La quota di maggioranza della proprietà è attualmente nelle mani di Gayle Benson, vedova del magnate Tom, che nel 2012 aveva comprato gli allora Hornets direttamente dalla lega, subentrata dopo la tragicomica fuoriuscita della gestione precedente. Da sempre poco appassionata alle questioni inerenti lo sport, la signora Benson è tuttora impegnata nella rissosa disputa ereditaria infiammatasi dopo la morte del marito nel 2018 e pare nutrire un interesse alquanto relativo rispetto alle sorti dei Pelicans. A capo della franchigia ci sarebbe Dennis Lauscha, uomo di fiducia della signora Benson, che di fatto ha però trasferito pieni poteri a Griffin già al momento della sua nomina. Lauscha infatti, sempre per conto della proprietà, gestisce anche l’altra realtà sportiva di famiglia, i ben più seguiti New Orleans Saints. Presenza costante ai playoff grazie ai lanci millimetrici di Drew Brees, i Saints fanno parte di quella aristocrazia NFL che rappresenta un eccellente veicolo di business (441 milioni di dollari il volume d’affari generato nell’ultima stagione, 115 milioni il guadagno netto).

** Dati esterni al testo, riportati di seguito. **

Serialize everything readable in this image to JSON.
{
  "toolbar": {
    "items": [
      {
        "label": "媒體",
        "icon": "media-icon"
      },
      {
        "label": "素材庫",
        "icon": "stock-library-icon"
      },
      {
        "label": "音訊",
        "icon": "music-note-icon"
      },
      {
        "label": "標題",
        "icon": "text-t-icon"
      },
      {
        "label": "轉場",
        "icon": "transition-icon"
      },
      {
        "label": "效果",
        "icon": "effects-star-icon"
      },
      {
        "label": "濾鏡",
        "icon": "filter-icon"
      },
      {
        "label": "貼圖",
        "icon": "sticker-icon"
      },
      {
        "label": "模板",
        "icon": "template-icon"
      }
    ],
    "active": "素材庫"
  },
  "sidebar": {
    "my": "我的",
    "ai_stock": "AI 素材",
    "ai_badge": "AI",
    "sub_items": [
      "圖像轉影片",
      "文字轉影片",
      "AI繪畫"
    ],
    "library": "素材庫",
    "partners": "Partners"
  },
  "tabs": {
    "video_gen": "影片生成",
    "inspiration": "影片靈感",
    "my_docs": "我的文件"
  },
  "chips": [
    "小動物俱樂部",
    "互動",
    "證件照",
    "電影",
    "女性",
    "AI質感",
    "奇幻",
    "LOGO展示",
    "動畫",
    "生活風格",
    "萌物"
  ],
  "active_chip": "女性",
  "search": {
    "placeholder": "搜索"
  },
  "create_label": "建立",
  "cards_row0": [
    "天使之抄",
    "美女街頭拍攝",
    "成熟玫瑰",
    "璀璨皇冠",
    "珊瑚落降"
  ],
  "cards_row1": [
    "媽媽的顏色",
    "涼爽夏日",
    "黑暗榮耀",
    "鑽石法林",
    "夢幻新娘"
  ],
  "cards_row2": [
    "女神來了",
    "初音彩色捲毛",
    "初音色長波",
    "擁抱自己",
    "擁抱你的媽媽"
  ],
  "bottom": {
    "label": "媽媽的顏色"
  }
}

Considerando il relativo interesse e la prevedibile necessità di recuperare liquidità in vista delle fasi decisive della battaglia successoria, non è quindi azzardato ipotizzare che Gayle Benson possa decidere di liberarsi della meno redditizia tra le attività sportive possedute. Il cartello "vendesi" non è ancora appeso all’entrata dello Smoothie King Center, ma potrebbe esserlo presto, specialmente se la nuova conduzione tecnica della franchigia non saprà trascinare la squadra fuori dalle sabbie mobili della mediocrità in cui è rimasta impantanata negli ultimi anni. Inoltre l’affare, dal punto di vista speculativo, si prospetterebbe vantaggioso: acquistati per 338 milioni di dollari nel 2012, oggi i Pelicans potrebbero essere messi sul mercato ad un valore quasi quattro volte superiore, complice la presenza di Williamson. E sul mercato gli acquirenti non dovrebbero mancare, soprattutto perché, alla luce dei recenti sviluppi, gli investitori che in precedenza puntavano su una possibile espansione del numero di squadre da parte della NBA si troverebbero di fatto costretti a virare verso acquisizioni di realtà già esistenti. L’eventuale cessione, con ogni probabilità, comporterebbe l’addio alla Lousiana. Piazze come Las Vegas e Seattle, infatti, non fanno mistero di voler portare, o riportare, una franchigia NBA nella loro città. Anche ad Adam Silver e soci, infine, potrebbe non dispiacere un trasloco verso mercati decisamente più floridi.
La posta in palio, quindi, è di quelle davvero alte per New Orleans. E tra le tante incertezze che caratterizzano il futuro dei Pelicans sembra esserci un solo punto fermo: il loro destino dipende in gran parte dal responso che darà il campo nei prossimi mesi.